I didn’t care what he was. The whole of Kotvy had gone hushed, everyone appeared bird-faced and weasel-shouldered. I wasn’t in the mood for this shit. Feh. The radio was suddenly audible, I heard “Edie (Ciao Baby)” coming softly from the corners. Humanity would always be cursed by some walking suck-wound looking for an extra dick-twist. A few guys moved in and started administering to the smacked fellow. Their mugs showed pure grovel, they showed whipped, they knew, their guy had lost, it was over, the cock-chief had spoken, at least for the next five minutes, at least for that night. They muttered into his ears and led him away, a guy on each arm.
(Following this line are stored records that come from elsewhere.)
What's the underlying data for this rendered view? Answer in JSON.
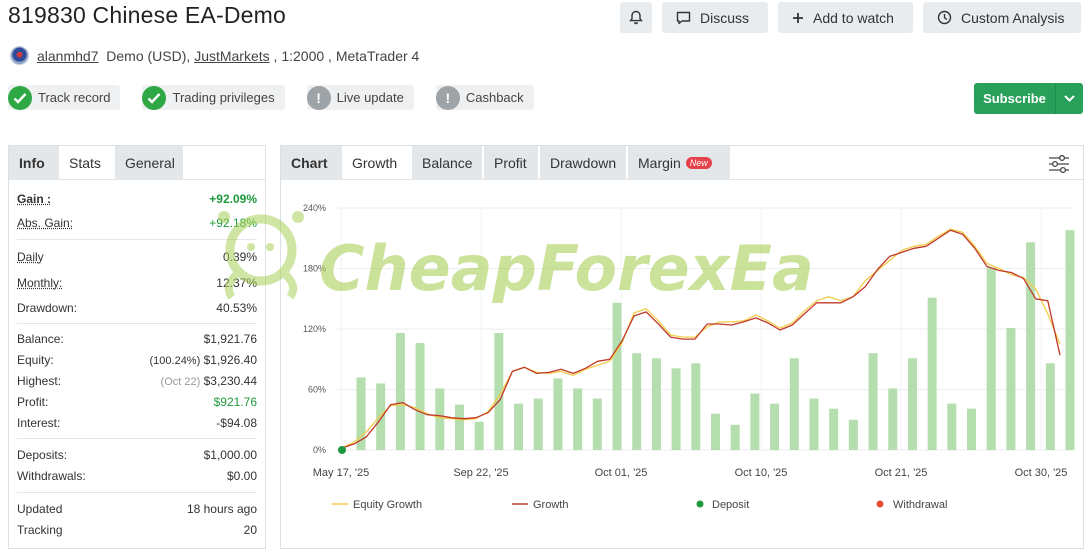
{
  "title": "819830 Chinese EA-Demo",
  "top_buttons": {
    "discuss": "Discuss",
    "add_to_watch": "Add to watch",
    "custom_analysis": "Custom Analysis"
  },
  "account": {
    "user": "alanmhd7",
    "account_type": "Demo (USD),",
    "broker": "JustMarkets",
    "leverage": ", 1:2000 , MetaTrader 4"
  },
  "badges": [
    {
      "label": "Track record",
      "status": "ok"
    },
    {
      "label": "Trading privileges",
      "status": "ok"
    },
    {
      "label": "Live update",
      "status": "na"
    },
    {
      "label": "Cashback",
      "status": "na"
    }
  ],
  "subscribe": {
    "label": "Subscribe"
  },
  "left_tabs": [
    "Info",
    "Stats",
    "General"
  ],
  "stats": {
    "gain_label": "Gain :",
    "gain": "+92.09%",
    "abs_gain_label": "Abs. Gain:",
    "abs_gain": "+92.18%",
    "daily_label": "Daily",
    "daily": "0.39%",
    "monthly_label": "Monthly:",
    "monthly": "12.37%",
    "drawdown_label": "Drawdown:",
    "drawdown": "40.53%",
    "balance_label": "Balance:",
    "balance": "$1,921.76",
    "equity_label": "Equity:",
    "equity_pct": "(100.24%)",
    "equity": "$1,926.40",
    "highest_label": "Highest:",
    "highest_date": "(Oct 22)",
    "highest": "$3,230.44",
    "profit_label": "Profit:",
    "profit": "$921.76",
    "interest_label": "Interest:",
    "interest": "-$94.08",
    "deposits_label": "Deposits:",
    "deposits": "$1,000.00",
    "withdrawals_label": "Withdrawals:",
    "withdrawals": "$0.00",
    "updated_label": "Updated",
    "updated": "18 hours ago",
    "tracking_label": "Tracking",
    "tracking": "20"
  },
  "chart_tabs": [
    "Chart",
    "Growth",
    "Balance",
    "Profit",
    "Drawdown",
    "Margin"
  ],
  "new_tag": "New",
  "watermark": "CheapForexEa",
  "colors": {
    "green_bar": "#b5deae",
    "equity_line": "#f2cd4a",
    "growth_line": "#c0392b",
    "deposit_dot": "#1e9a3d",
    "withdrawal_dot": "#e74c3c",
    "subscribe": "#28a05a"
  },
  "chart_data": {
    "type": "line",
    "title": "",
    "xlabel": "",
    "ylabel": "",
    "ylim": [
      0,
      240
    ],
    "yticks": [
      "0%",
      "60%",
      "120%",
      "180%",
      "240%"
    ],
    "xticks": [
      "May 17, '25",
      "Sep 22, '25",
      "Oct 01, '25",
      "Oct 10, '25",
      "Oct 21, '25",
      "Oct 30, '25"
    ],
    "legend": [
      "Equity Growth",
      "Growth",
      "Deposit",
      "Withdrawal"
    ],
    "legend_position": "bottom",
    "bars": [
      72,
      66,
      116,
      106,
      61,
      45,
      28,
      116,
      46,
      51,
      71,
      61,
      51,
      146,
      96,
      91,
      81,
      86,
      36,
      25,
      56,
      46,
      91,
      51,
      41,
      30,
      96,
      61,
      91,
      151,
      46,
      41,
      181,
      121,
      206,
      86,
      218
    ],
    "series": [
      {
        "name": "Equity Growth",
        "values": [
          2,
          8,
          18,
          32,
          44,
          45,
          42,
          36,
          32,
          31,
          30,
          31,
          38,
          55,
          78,
          82,
          77,
          76,
          78,
          74,
          80,
          84,
          88,
          106,
          136,
          140,
          128,
          114,
          112,
          112,
          122,
          127,
          127,
          128,
          134,
          128,
          121,
          126,
          138,
          148,
          152,
          148,
          152,
          168,
          178,
          188,
          198,
          202,
          204,
          212,
          219,
          216,
          202,
          185,
          180,
          174,
          171,
          160,
          135,
          105
        ]
      },
      {
        "name": "Growth",
        "values": [
          2,
          6,
          13,
          28,
          45,
          47,
          40,
          35,
          34,
          32,
          31,
          32,
          37,
          50,
          78,
          82,
          76,
          77,
          80,
          76,
          81,
          88,
          90,
          108,
          133,
          137,
          125,
          112,
          110,
          110,
          125,
          125,
          124,
          127,
          131,
          126,
          119,
          124,
          135,
          146,
          146,
          146,
          152,
          162,
          179,
          192,
          196,
          200,
          202,
          210,
          218,
          214,
          200,
          182,
          178,
          176,
          170,
          150,
          148,
          94
        ]
      }
    ],
    "deposits": [
      {
        "index": 0,
        "value": 0
      }
    ],
    "withdrawals": [
      {
        "index": 59,
        "value": 94
      }
    ]
  }
}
Cock-chief stalked around, moved his head from side to side, ready for more comers. He picked up a glass from the table and took a swig. He put the beer down, then immediately picked it up again and took another pull. He sat down, black eyes darting, waiting, fat drooping nose, fat dark lips. . . . Nobody did anything. If there was any justice . . . well, maybe not. He was lucky I hadn’t taken along my baseball bat.

Honza nudged me. “Would you like another beer?”
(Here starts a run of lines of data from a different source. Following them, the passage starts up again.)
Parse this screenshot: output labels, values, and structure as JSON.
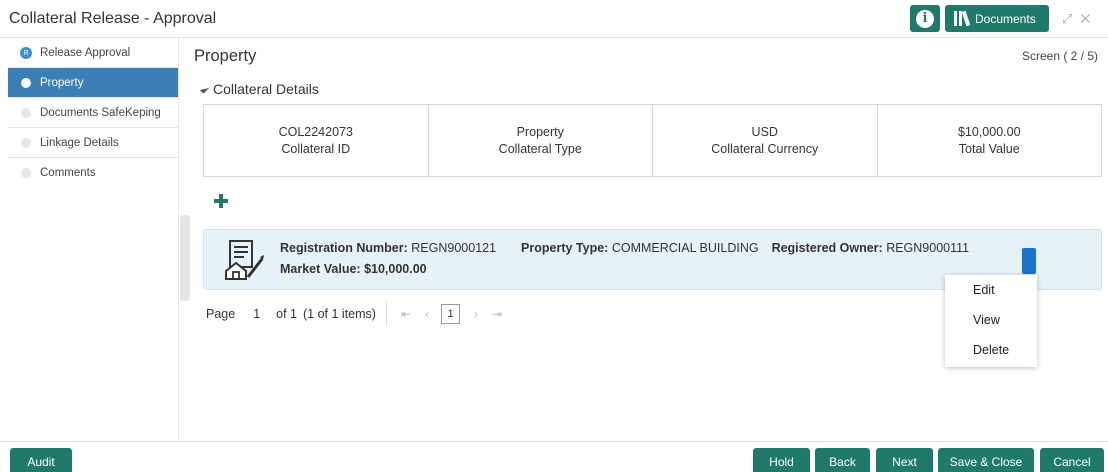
{
  "header": {
    "title": "Collateral Release - Approval",
    "info_icon": "i",
    "docs_label": "Documents"
  },
  "sidebar": {
    "items": [
      {
        "label": "Release Approval",
        "badge": "R"
      },
      {
        "label": "Property"
      },
      {
        "label": "Documents SafeKeping"
      },
      {
        "label": "Linkage Details"
      },
      {
        "label": "Comments"
      }
    ]
  },
  "main": {
    "title": "Property",
    "screen": "Screen ( 2 / 5)",
    "section": "Collateral Details",
    "summary": [
      {
        "value": "COL2242073",
        "label": "Collateral ID"
      },
      {
        "value": "Property",
        "label": "Collateral Type"
      },
      {
        "value": "USD",
        "label": "Collateral Currency"
      },
      {
        "value": "$10,000.00",
        "label": "Total Value"
      }
    ],
    "card": {
      "reg_label": "Registration Number:",
      "reg_value": "REGN9000121",
      "type_label": "Property Type:",
      "type_value": "COMMERCIAL BUILDING",
      "owner_label": "Registered Owner:",
      "owner_value": "REGN9000111",
      "market_label": "Market Value:",
      "market_value": "$10,000.00"
    },
    "menu": [
      "Edit",
      "View",
      "Delete"
    ],
    "pager": {
      "page_label": "Page",
      "page": "1",
      "of": "of 1",
      "items": "(1 of 1 items)",
      "current": "1"
    }
  },
  "footer": {
    "audit": "Audit",
    "hold": "Hold",
    "back": "Back",
    "next": "Next",
    "save_close": "Save & Close",
    "cancel": "Cancel"
  }
}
“Yes sir,” I said, “and a shot of Becherovka.”

He walked off.

“I love this town,” said Chubby, shaking his head. He drained off some of his beer.

“Sure,” I said. “What’s the deal with the book?”

He leaned over and showed it to me. It was poetry or plays, perhaps both, written by somebody or other. Green and white cover.

“Never heard of him.”

“Oh, he’s great, fantastic. You got to read it, it’s really neat. He committed suicide. So did his father.”